Slashdot Mirror


Time Warner Expanding Internet Transfer Caps To New Markets

Akido37 writes "Time Warner Cable is expanding its transfer capping program to new markets in Rochester, NY, Austin, TX, San Antonio, TX, and Greensboro, NC. It seems they have been testing plans with 5, 10, 20, or 40GB of data transfer per month, with prices ranging from $30 to $55 a month. BusinessWeek quotes Time Warner Cable CEO Glenn Britt saying, 'We need a viable model to be able to support the infrastructure of the broadband business ... We made a mistake early on by not defining our business based on the consumption dimension.' Ars Technica adds, 'The BusinessWeek article notes that only 14 percent of users in TWC's trial city of Beaumont, Texas even exceeded their caps at all. My own recent conversations with other major ISPs suggest that the average broadband user only pulls down 2-6GB of data per month as it is. One the one hand, this suggests that caps don't really bother most people; on the other, it indicates that low cap levels aren't needed to keep traffic 'reasonable' since it's actually quite low to begin with.'"

2 of 394 comments (clear)

  1. Re:This is amazing... by Akido37 · · Score: 5, Interesting

    I only wonder why they are expanding the test to larger markets where they don't have significant competition from other ISPs

    That's the whole point. Here in Rochester, NY, we have no other option but DSL. In Buffalo, NY (about an hour away), they have Verizon FiOS.

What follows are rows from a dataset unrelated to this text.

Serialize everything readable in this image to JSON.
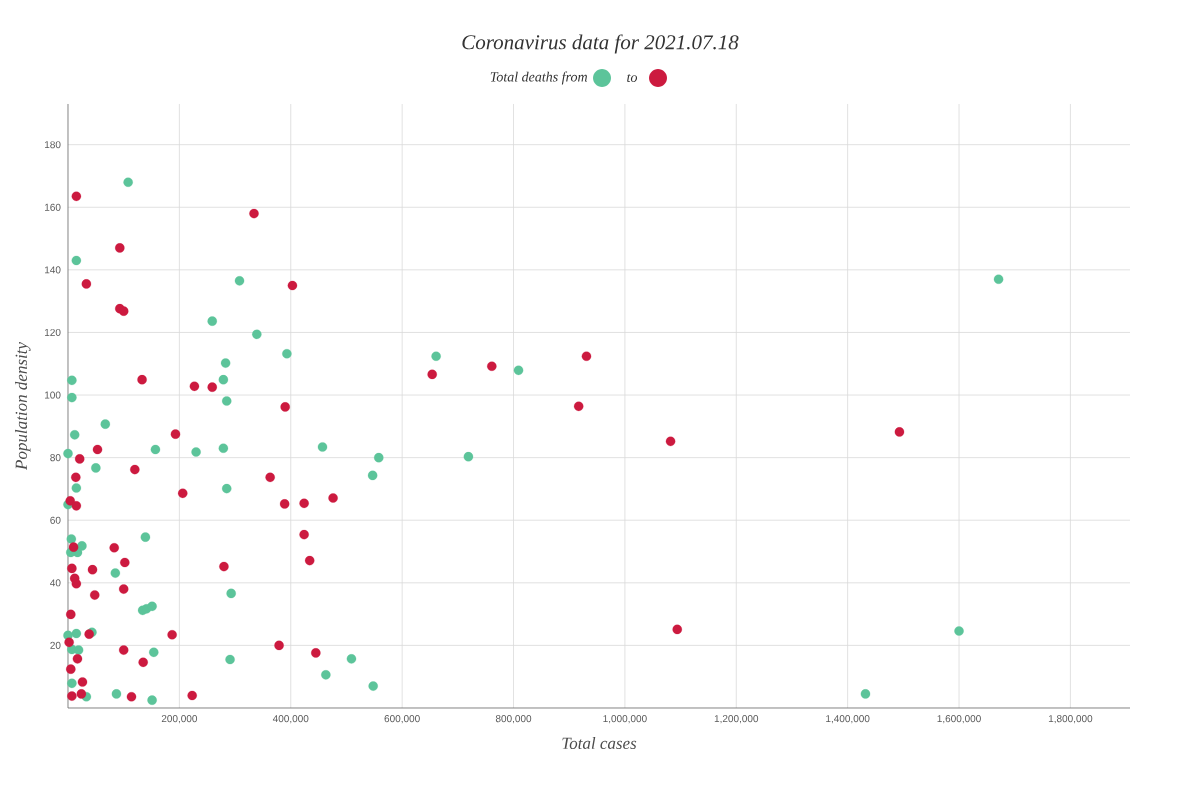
{
  "chart_data": {
    "type": "scatter",
    "title": "Coronavirus data for 2021.07.18",
    "legend_title": "Total deaths from",
    "annotations": [
      "to"
    ],
    "xlabel": "Total cases",
    "ylabel": "Population density",
    "xlim": [
      0,
      1907000
    ],
    "ylim": [
      0,
      193
    ],
    "xticks": [
      {
        "value": 200000,
        "label": "200,000"
      },
      {
        "value": 400000,
        "label": "400,000"
      },
      {
        "value": 600000,
        "label": "600,000"
      },
      {
        "value": 800000,
        "label": "800,000"
      },
      {
        "value": 1000000,
        "label": "1,000,000"
      },
      {
        "value": 1200000,
        "label": "1,200,000"
      },
      {
        "value": 1400000,
        "label": "1,400,000"
      },
      {
        "value": 1600000,
        "label": "1,600,000"
      },
      {
        "value": 1800000,
        "label": "1,800,000"
      }
    ],
    "yticks": [
      20,
      40,
      60,
      80,
      100,
      120,
      140,
      160,
      180
    ],
    "grid": true,
    "series": [
      {
        "color": "#5cc49a",
        "x": [
          108000,
          15000,
          308000,
          259000,
          339000,
          393000,
          661000,
          809000,
          283000,
          7000,
          279000,
          7000,
          285000,
          12000,
          67000,
          0,
          50000,
          157000,
          230000,
          279000,
          457000,
          558000,
          719000,
          547000,
          15000,
          285000,
          0,
          139000,
          6000,
          25000,
          17000,
          5000,
          85000,
          293000,
          134000,
          141000,
          151000,
          0,
          15000,
          43000,
          7000,
          19000,
          154000,
          291000,
          509000,
          463000,
          7000,
          548000,
          87000,
          33000,
          151000,
          1671000,
          1600000,
          1432000
        ],
        "values": [
          168,
          143,
          136.5,
          123.6,
          119.4,
          113.2,
          112.4,
          107.9,
          110.2,
          104.7,
          104.9,
          99.2,
          98.1,
          87.3,
          90.7,
          81.3,
          76.7,
          82.6,
          81.8,
          83,
          83.4,
          80,
          80.3,
          74.3,
          70.3,
          70.1,
          65,
          54.6,
          54,
          51.8,
          49.7,
          49.7,
          43.1,
          36.6,
          31.2,
          31.7,
          32.5,
          23.2,
          23.8,
          24.2,
          18.7,
          18.5,
          17.8,
          15.5,
          15.7,
          10.6,
          7.9,
          7,
          4.5,
          3.6,
          2.5,
          137,
          24.6,
          4.5
        ]
      },
      {
        "color": "#cc1a3f",
        "x": [
          15000,
          334000,
          93000,
          403000,
          33000,
          93000,
          100000,
          931000,
          654000,
          761000,
          133000,
          227000,
          259000,
          390000,
          917000,
          193000,
          21000,
          53000,
          120000,
          14000,
          363000,
          206000,
          476000,
          4000,
          15000,
          389000,
          424000,
          424000,
          10000,
          83000,
          102000,
          434000,
          280000,
          7000,
          44000,
          12000,
          15000,
          100000,
          48000,
          5000,
          187000,
          38000,
          2000,
          100000,
          379000,
          445000,
          17000,
          135000,
          5000,
          26000,
          7000,
          24000,
          114000,
          223000,
          1082000,
          1493000,
          1094000
        ],
        "values": [
          163.5,
          158,
          147,
          135,
          135.5,
          127.6,
          126.8,
          112.4,
          106.6,
          109.2,
          104.9,
          102.8,
          102.5,
          96.2,
          96.4,
          87.5,
          79.6,
          82.6,
          76.2,
          73.7,
          73.7,
          68.6,
          67.1,
          66.2,
          64.6,
          65.2,
          65.4,
          55.4,
          51.4,
          51.2,
          46.5,
          47.1,
          45.2,
          44.6,
          44.2,
          41.4,
          39.7,
          38,
          36.1,
          29.9,
          23.4,
          23.6,
          21,
          18.5,
          20,
          17.6,
          15.7,
          14.6,
          12.4,
          8.3,
          3.8,
          4.5,
          3.6,
          4,
          85.2,
          88.2,
          25.1
        ]
      }
    ]
  }
}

    We are getting screwed, they are not. We have no other option for broadband, and they do.

  2. Bait & Switch by Nom+du+Keyboard · · Score: 5, Interesting

    This is so clearly Bait & Switch that TW should be proscuted within an inch of their corporate lives. Their top officers should be in jail, to wit:

    1: Promise unrealistic, unlimited downloads and speeds that discourage all competition.
    2: Once you have the monopoly and the consumer has nowhere else to go, bring in onerous download caps that actually reflect the basic capabilities of your pitiful system.
    3: Buy off Washington so that you won't be punished for #1 and #2.
    4: PROFIT!

    The really Big Lie in all of this is that the argument for caps is that the system only has a very limited capability. Yet WITHOUT CHANGING OUT A SINGLE PIECE OF HARDWARE you can get a much higher cap simply by paying a much higher amount of money. Where did all that extra bandwidth come from? Clearly cable companies lie like rugs, and the public and regulatory agencies continue to buy into those lies as we're all being screwed over!

    --
    "It's the height of ridiculousness to say for those 9 lines you get hundreds of millions."